DetikNews
Senin 25 Juni 2018, 14:26 WIB

Pangdam dan Kapolda Tegaskan Netral di Pilkada Serentak Jabar

Dony Indra Ramadhan - detikNews
Pangdam dan Kapolda Tegaskan Netral di Pilkada Serentak Jabar Pangdam dan Kapolda Jabar pastikan netral di Pilkada serentak. (Foto: Dony Indra Ramadhan/detikcom)
Bandung - Polda Jabar dan Kodam III/Siliwangi bantah tudingan Ketua Umum Partai Demokrat Susilo Bambang Yudhoyono (SBY) terkait aparat tidak netral. Dua institusi ini menegaskan pada Pilkada serentak di Jabar anak buahnya netral.

"Beberapa kali yang saya tegaskan netralitas petugas harus dan wajib. Kami menegaskan arahan Kapolri dan Panglima TNI tentang netralitas," ucap Kapolda Jabar Irjen Agung Budi Maryoto di Mapolda Jabar, Jalan Soekarno Hatta, Kota Bandung, Senin (25/6/2018).


Agung mengatakan bentuk netralitas tersebut sudah terbukti sejak mulai penetapan."Sudah dibuktikan dan disampaikan mulai dari pendaftaran paslon. Saat ditetapkan, kita juga keliling ke empat paslon," katanya.

Menurutnya sejauh ini belum ada temuan dan laporan terkait tidak netralnya aparat dalam Pilkada Serentak. "Saya juga sama empat paslon satu meja dan tanyakan apa ada yang tidak netral, jawabannya tidak ada," ujarnya.

Namun ia meminta pada masyarakat agar melaporkan jika ditemukan ada aparat tidak netral. Tindakan tegas akan diberikan kepada personel yang terbukti tidak netral.

"Silakan segera beritahu saya. Akan saya lakukan tindakan sesuai aturan yang ada. Sanksinya kita ada peraturan Kapolri dari etik sampai pidana. Jadi tidak usah ragu," kata Agung.

Jenderal bintang dua ini kembali menegaskan dalam perhelatan pesta demokrasi lima tahunan aparat akan fokus terhadap pengamanan. Tidak ada kegiatan lain di luar pengamanan Pilkada Serentak.

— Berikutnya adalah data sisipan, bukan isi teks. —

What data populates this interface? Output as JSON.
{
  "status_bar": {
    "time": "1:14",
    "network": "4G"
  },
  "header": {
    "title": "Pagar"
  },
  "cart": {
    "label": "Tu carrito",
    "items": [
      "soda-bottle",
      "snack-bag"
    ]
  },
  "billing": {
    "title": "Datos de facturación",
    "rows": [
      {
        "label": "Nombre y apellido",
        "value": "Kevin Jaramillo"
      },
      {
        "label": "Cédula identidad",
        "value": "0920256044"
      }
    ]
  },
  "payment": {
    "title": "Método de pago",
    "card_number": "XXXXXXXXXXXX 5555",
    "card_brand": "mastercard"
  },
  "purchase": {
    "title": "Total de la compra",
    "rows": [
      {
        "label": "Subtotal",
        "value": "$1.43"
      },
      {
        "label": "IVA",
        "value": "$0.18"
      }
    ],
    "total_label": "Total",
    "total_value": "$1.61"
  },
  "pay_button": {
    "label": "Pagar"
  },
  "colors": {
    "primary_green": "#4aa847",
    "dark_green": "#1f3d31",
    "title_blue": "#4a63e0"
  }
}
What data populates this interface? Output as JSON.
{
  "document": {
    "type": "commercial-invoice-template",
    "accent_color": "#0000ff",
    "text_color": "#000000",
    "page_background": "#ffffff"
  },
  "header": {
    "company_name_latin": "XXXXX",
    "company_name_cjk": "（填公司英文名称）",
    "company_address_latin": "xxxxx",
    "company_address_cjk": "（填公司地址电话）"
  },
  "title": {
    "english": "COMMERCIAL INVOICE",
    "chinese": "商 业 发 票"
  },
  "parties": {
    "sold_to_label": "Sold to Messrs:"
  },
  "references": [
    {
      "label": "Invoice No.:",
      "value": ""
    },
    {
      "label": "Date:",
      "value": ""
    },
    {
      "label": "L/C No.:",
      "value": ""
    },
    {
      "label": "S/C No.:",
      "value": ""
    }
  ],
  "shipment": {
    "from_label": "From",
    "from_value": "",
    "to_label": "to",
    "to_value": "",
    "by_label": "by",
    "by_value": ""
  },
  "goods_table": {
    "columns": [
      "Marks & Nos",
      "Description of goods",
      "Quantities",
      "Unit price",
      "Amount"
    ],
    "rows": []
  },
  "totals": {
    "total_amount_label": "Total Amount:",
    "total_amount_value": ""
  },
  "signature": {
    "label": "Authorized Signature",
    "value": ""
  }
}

Hal serupa juga ditegaskan Pangdam III/Siliwangi Mayjen Besar Harto Karyawan. Ia memastikan prajuritnya netral.

"Perlu saya tekankan ulang lagi apa yang disampaikan masalah netralitas. Saya kira sudah final apa yang ditekankan Panglima dan Kapolri kegiatan mendukung suksesnya pesta demokrasi kita harus netral. Kalau terjadi pelanggaran, kita tidak akan sungkan memberikan tindakan tegas sesuai prosedur," ujar Besar.

Sebelumnya SBY menuding BIN-Polri-TNI tidak netral. Ia juga kemudian mengungkit kekalahan Agus Harimurti Yudhoyono (AHY) di Pilgub DKI saat membahas ketidaknetralan aparat.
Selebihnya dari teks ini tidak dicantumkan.